The results presented should be considered in light of limitations inherent in the study. First, the field of view of the optical mapping window was limited to approximately 10 cm × 10 cm, only capturing the anterior surface of the heart. While validation of any ECGI algorithm would ideally compare the reconstructions for the entire cardiac surface used, typically the region of interest for high resolution would fit inside this window (e.g., regions of myocardial infarction), and lower resolution mapping of the rest of the heart can be achieved using a traditional electrode sock as has been used in this study.

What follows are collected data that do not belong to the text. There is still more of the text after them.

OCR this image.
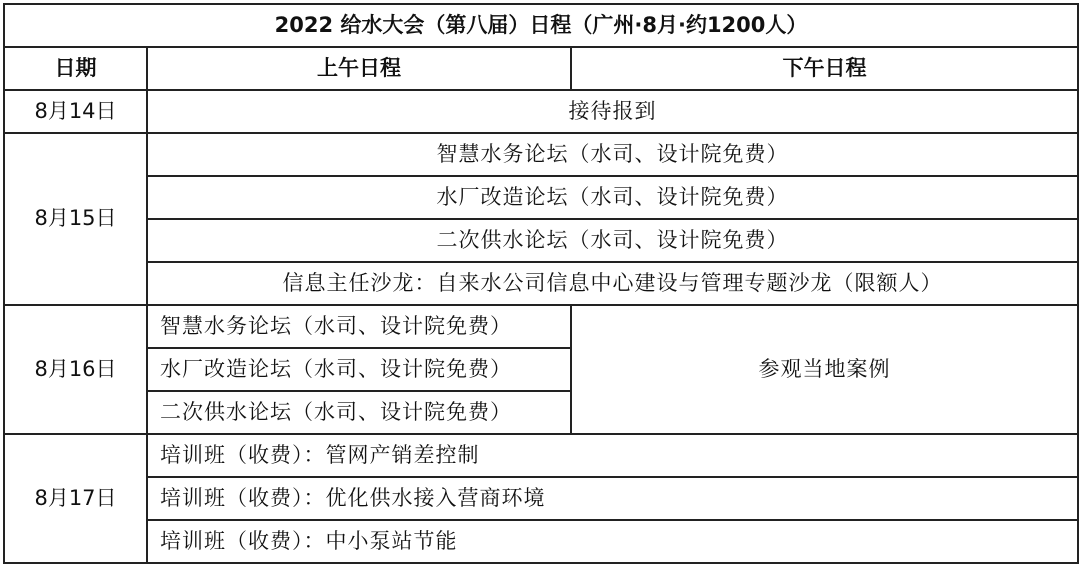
2022 给水大会（第八届）日程（广州·8月·约1200人）		
日期	上午日程	下午日程
8月14日	接待报到	
8月15日	智慧水务论坛（水司、设计院免费）	
	水厂改造论坛（水司、设计院免费）	
	二次供水论坛（水司、设计院免费）	
	信息主任沙龙：自来水公司信息中心建设与管理专题沙龙（限额人）	
8月16日	智慧水务论坛（水司、设计院免费）	参观当地案例
	水厂改造论坛（水司、设计院免费）	
	二次供水论坛（水司、设计院免费）	
8月17日	培训班（收费）：管网产销差控制	
	培训班（收费）：优化供水接入营商环境	
	培训班（收费）：中小泵站节能	
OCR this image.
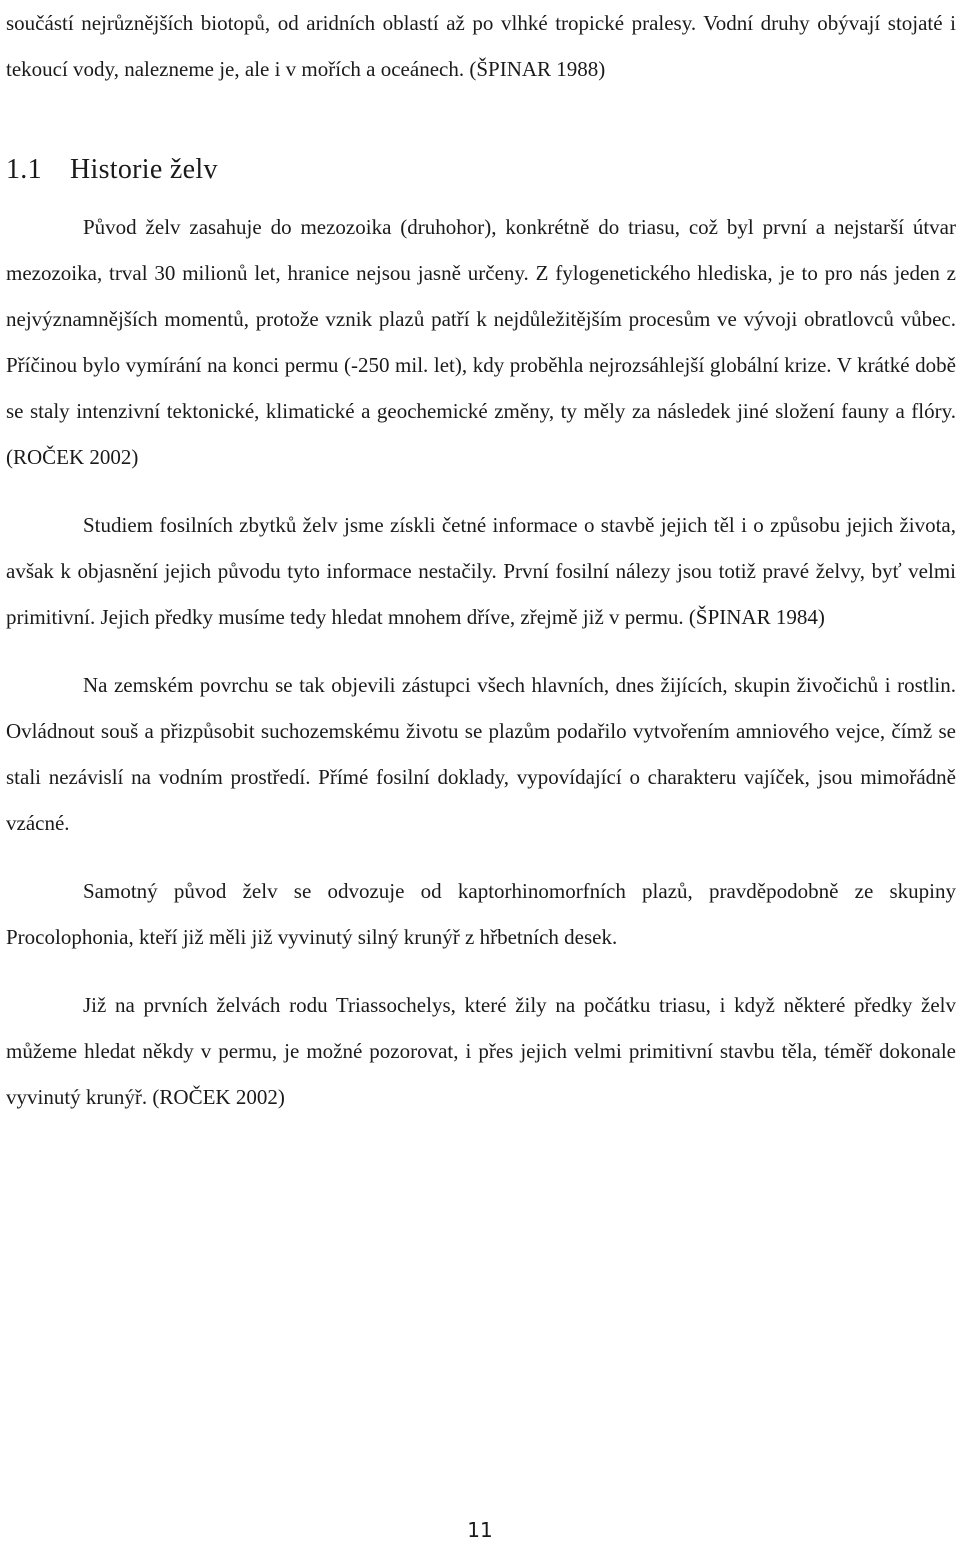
součástí nejrůznějších biotopů, od aridních oblastí až po vlhké tropické pralesy. Vodní druhy obývají stojaté i tekoucí vody, nalezneme je, ale i v mořích a oceánech. (ŠPINAR 1988)

1.1 Historie želv

Původ želv zasahuje do mezozoika (druhohor), konkrétně do triasu, což byl první a nejstarší útvar mezozoika, trval 30 milionů let, hranice nejsou jasně určeny. Z fylogenetického hlediska, je to pro nás jeden z nejvýznamnějších momentů, protože vznik plazů patří k nejdůležitějším procesům ve vývoji obratlovců vůbec. Příčinou bylo vymírání na konci permu (-250 mil. let), kdy proběhla nejrozsáhlejší globální krize. V krátké době se staly intenzivní tektonické, klimatické a geochemické změny, ty měly za následek jiné složení fauny a flóry. (ROČEK 2002)

Studiem fosilních zbytků želv jsme získli četné informace o stavbě jejich těl i o způsobu jejich života, avšak k objasnění jejich původu tyto informace nestačily. První fosilní nálezy jsou totiž pravé želvy, byť velmi primitivní. Jejich předky musíme tedy hledat mnohem dříve, zřejmě již v permu. (ŠPINAR 1984)

Na zemském povrchu se tak objevili zástupci všech hlavních, dnes žijících, skupin živočichů i rostlin. Ovládnout souš a přizpůsobit suchozemskému životu se plazům podařilo vytvořením amniového vejce, čímž se stali nezávislí na vodním prostředí. Přímé fosilní doklady, vypovídající o charakteru vajíček, jsou mimořádně vzácné.

Samotný původ želv se odvozuje od kaptorhinomorfních plazů, pravděpodobně ze skupiny Procolophonia, kteří již měli již vyvinutý silný krunýř z hřbetních desek.

Již na prvních želvách rodu Triassochelys, které žily na počátku triasu, i když některé předky želv můžeme hledat někdy v permu, je možné pozorovat, i přes jejich velmi primitivní stavbu těla, téměř dokonale vyvinutý krunýř. (ROČEK 2002)

11
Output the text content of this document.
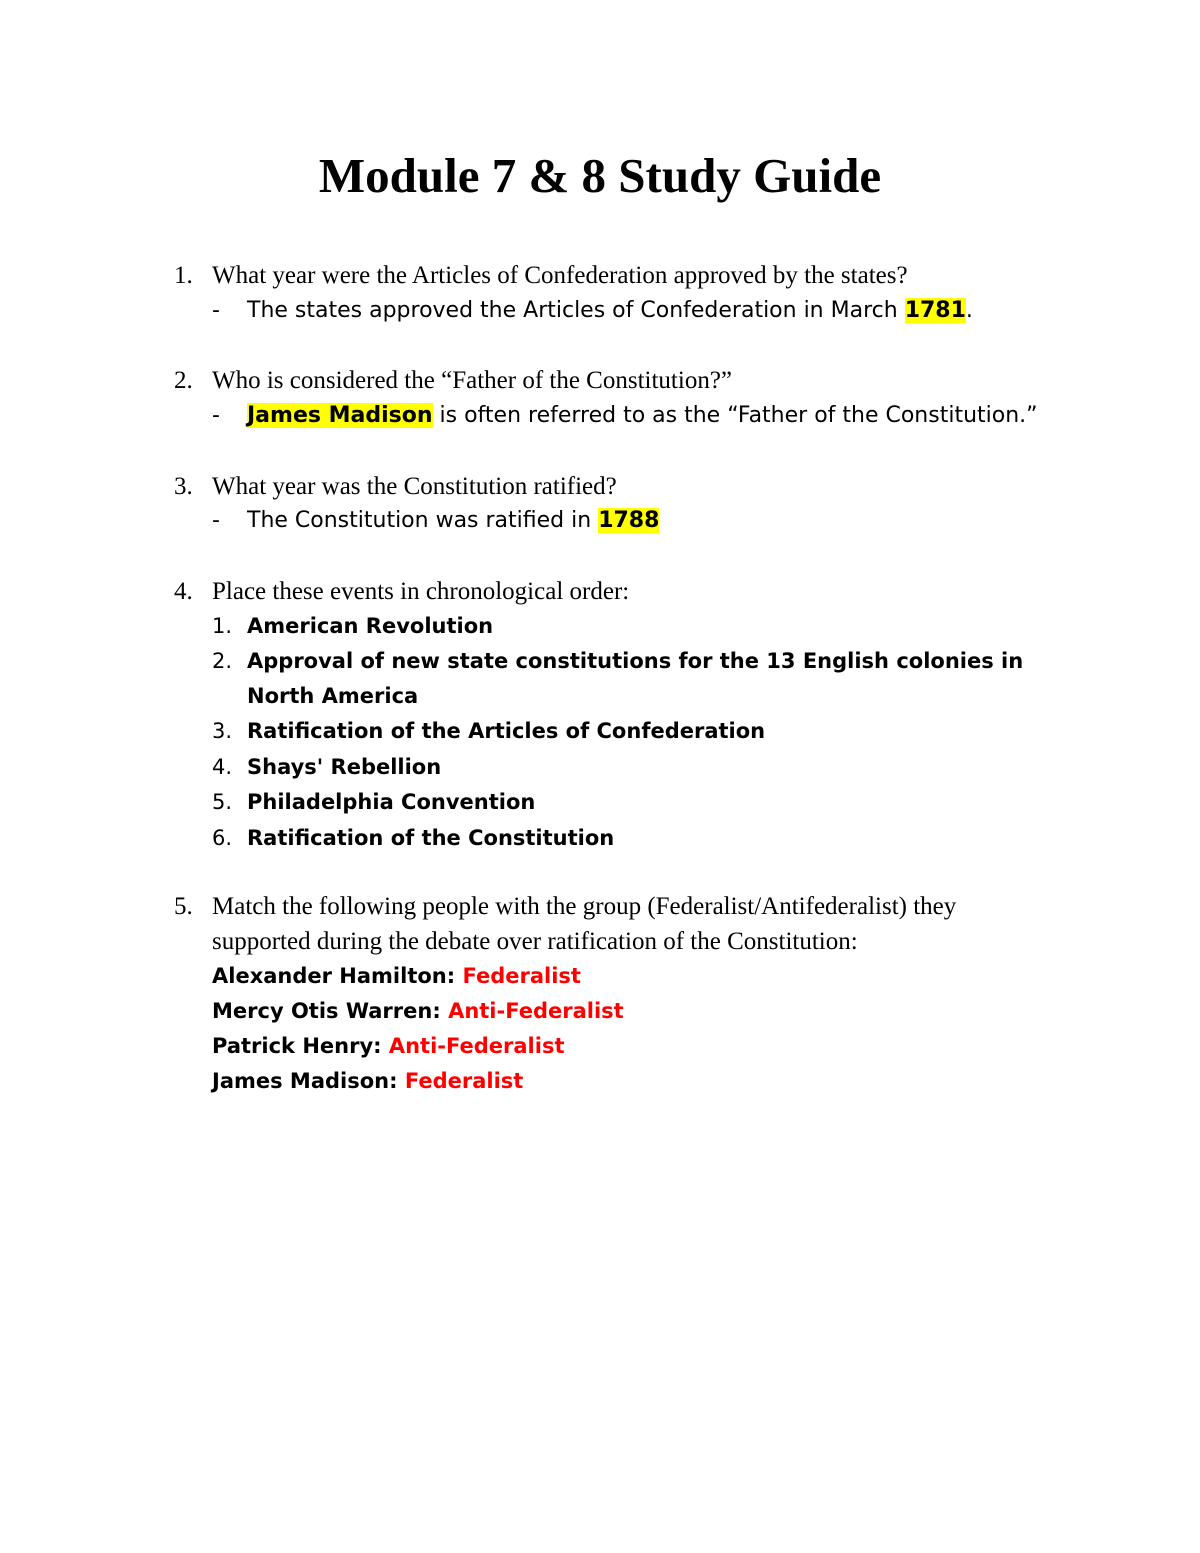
Module 7 & 8 Study Guide
1. What year were the Articles of Confederation approved by the states?
- The states approved the Articles of Confederation in March 1781.
2. Who is considered the “Father of the Constitution?”
- James Madison is often referred to as the “Father of the Constitution.”
3. What year was the Constitution ratified?
- The Constitution was ratified in 1788
4. Place these events in chronological order:
1. American Revolution
2. Approval of new state constitutions for the 13 English colonies in
North America
3. Ratification of the Articles of Confederation
4. Shays' Rebellion
5. Philadelphia Convention
6. Ratification of the Constitution
5. Match the following people with the group (Federalist/Antifederalist) they
supported during the debate over ratification of the Constitution:
Alexander Hamilton: Federalist
Mercy Otis Warren: Anti-Federalist
Patrick Henry: Anti-Federalist
James Madison: Federalist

Another limitation of optical mapping is the necessity of electro-mechanical uncoupling. This removes a condition that is present in clinical applications, and that might impact ECGI reconstruction accuracy particularly during repolarization. However, removing contraction is also an advantage as it enables one to assess the efficacy of ECGI reconstructions without motion artefact. Furthermore, methods are currently being developed to enable optical mapping to counteract motion artefacts, and these methods could be integrated into the system in the future. The use of optical mapping for ECGI validation is limited to using an ex vivo model and thus a torso tank with uniform isotropic electrical properties. This is not the case in vivo and can result in validation studies reporting better results than are seen using an in vivo model. However, like with removing contraction from the heart, torso tank models also allow us to assess the efficacy of a different ECGI formulation when the forward problem is accurately formulated.

Finally, the n number for this study is low, and does not allow insight into inter-heart variability.